Objective Describe some of the implicit normative and value judgments made in decision technologies development and use. Methods Using conceptual analysis of published models, we first outline some of the background assumptions of the knowledge translation/evidence-based medicine view of decision technologies. We then describe how normative judgments are embedded in decision technology development and use, drawing from empirical normative analysis of qualitative interviews with clinical practice guidelines developers ( n = 18) and users ( n = 17) in Canada and the UK. Results Normative judgments are made in at least three stages of decision technologies’ “life cycle”: (1) in the identification of contexts where decisions are seen as requiring support; (2) in determining what type of information and options should be part of the content of decision technologies; (3) in the negotiation between different actors regarding how effectiveness of decision technologies should be judged.
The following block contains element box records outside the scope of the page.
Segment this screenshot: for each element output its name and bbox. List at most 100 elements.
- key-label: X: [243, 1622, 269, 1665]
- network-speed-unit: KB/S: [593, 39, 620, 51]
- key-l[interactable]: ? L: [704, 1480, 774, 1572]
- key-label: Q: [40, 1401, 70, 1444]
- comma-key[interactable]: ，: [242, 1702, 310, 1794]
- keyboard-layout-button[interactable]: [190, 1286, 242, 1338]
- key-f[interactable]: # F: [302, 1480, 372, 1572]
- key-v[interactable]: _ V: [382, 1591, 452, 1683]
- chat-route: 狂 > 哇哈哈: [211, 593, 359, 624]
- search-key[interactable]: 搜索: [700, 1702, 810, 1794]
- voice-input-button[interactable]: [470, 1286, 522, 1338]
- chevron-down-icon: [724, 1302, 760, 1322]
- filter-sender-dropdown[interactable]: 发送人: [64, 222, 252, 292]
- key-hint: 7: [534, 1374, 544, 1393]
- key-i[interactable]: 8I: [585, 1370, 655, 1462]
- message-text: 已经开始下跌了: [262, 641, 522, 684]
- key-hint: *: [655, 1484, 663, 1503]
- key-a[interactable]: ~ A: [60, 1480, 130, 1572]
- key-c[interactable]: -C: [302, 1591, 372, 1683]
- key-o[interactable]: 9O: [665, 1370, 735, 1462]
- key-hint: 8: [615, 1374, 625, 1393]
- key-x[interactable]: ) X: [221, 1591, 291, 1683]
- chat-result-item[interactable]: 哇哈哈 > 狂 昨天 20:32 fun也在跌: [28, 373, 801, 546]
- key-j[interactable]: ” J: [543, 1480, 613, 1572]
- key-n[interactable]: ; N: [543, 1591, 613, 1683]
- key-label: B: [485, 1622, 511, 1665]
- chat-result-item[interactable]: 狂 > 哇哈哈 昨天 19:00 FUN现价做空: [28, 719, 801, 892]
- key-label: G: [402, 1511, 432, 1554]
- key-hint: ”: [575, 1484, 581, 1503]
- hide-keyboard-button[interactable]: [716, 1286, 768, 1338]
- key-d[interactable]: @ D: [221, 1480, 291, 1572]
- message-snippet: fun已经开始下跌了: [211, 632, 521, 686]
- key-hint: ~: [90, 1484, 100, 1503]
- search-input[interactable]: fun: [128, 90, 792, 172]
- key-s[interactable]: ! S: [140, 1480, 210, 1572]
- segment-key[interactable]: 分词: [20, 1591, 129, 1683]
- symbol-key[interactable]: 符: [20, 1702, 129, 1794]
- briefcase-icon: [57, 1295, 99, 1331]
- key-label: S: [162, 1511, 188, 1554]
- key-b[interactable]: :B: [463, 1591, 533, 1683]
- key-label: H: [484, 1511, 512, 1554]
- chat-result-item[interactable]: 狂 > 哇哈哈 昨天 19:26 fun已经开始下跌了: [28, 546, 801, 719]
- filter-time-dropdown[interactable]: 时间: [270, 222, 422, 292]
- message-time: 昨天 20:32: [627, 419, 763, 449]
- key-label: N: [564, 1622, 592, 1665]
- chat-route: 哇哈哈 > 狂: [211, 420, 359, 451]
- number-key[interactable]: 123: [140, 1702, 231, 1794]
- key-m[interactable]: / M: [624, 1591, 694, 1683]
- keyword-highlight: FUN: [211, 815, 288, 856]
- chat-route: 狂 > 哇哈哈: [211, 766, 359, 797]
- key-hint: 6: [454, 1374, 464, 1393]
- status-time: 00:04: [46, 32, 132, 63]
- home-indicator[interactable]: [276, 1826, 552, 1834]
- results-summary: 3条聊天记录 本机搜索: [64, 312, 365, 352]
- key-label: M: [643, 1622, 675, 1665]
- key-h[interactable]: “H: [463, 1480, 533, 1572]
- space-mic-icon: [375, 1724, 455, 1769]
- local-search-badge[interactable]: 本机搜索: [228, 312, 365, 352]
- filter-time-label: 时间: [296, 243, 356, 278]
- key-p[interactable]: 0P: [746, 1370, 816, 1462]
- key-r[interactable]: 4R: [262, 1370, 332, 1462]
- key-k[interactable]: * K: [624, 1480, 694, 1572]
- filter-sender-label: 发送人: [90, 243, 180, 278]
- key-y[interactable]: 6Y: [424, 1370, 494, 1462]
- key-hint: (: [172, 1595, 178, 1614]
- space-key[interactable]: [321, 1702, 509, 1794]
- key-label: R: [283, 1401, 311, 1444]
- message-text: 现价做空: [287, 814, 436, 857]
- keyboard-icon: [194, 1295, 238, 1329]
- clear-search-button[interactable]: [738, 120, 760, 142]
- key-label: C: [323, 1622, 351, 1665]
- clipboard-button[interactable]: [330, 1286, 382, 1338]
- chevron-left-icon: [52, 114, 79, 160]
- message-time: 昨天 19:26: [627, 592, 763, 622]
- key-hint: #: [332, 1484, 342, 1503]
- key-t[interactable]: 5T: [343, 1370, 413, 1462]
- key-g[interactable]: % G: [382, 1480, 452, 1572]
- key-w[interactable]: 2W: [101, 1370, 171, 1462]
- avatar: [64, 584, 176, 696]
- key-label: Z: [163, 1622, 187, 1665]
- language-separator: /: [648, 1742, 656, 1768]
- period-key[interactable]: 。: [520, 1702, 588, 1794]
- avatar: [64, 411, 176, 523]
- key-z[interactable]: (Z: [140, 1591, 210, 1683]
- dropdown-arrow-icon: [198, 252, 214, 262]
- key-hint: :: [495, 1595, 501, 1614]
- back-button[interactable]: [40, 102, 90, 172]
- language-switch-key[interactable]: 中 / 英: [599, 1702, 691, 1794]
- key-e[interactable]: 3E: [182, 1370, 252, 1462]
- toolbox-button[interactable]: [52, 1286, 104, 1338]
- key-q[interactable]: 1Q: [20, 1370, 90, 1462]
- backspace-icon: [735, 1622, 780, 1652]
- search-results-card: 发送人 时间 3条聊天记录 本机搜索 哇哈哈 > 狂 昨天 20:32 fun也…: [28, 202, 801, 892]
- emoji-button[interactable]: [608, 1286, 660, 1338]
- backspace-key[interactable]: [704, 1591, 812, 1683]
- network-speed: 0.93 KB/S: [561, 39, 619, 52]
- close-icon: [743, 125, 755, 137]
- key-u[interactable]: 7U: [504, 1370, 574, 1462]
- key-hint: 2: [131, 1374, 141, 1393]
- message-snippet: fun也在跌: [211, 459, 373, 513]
These findings contrast with the knowledge translation/evidence-based medicine picture of decision technologies as neutral carriers of facts, or ‘pure’ synthesis of research evidence. Conclusion Normative judgments are at play throughout the life cycle of decision technology development and use. References to scientific notions of truth and validity in the knowledge translation/evidence-based medicine model tend to overlook the socio–political dimension of decision technology development and implementation, as well as the contested nature of what “good decision” these technologies aim to support. Practice implications Empirical normative analysis is an important research tool to better understand the values, interests and power relationships embedded in decision technologies. Such lines of inquiry could foster a more open debate among stakeholders – including patients and members of the public – regarding the norms promoted by practice guidelines and patient decision aids. It also offers new insights in understanding the problem of implementing decision technologies in clinical practice.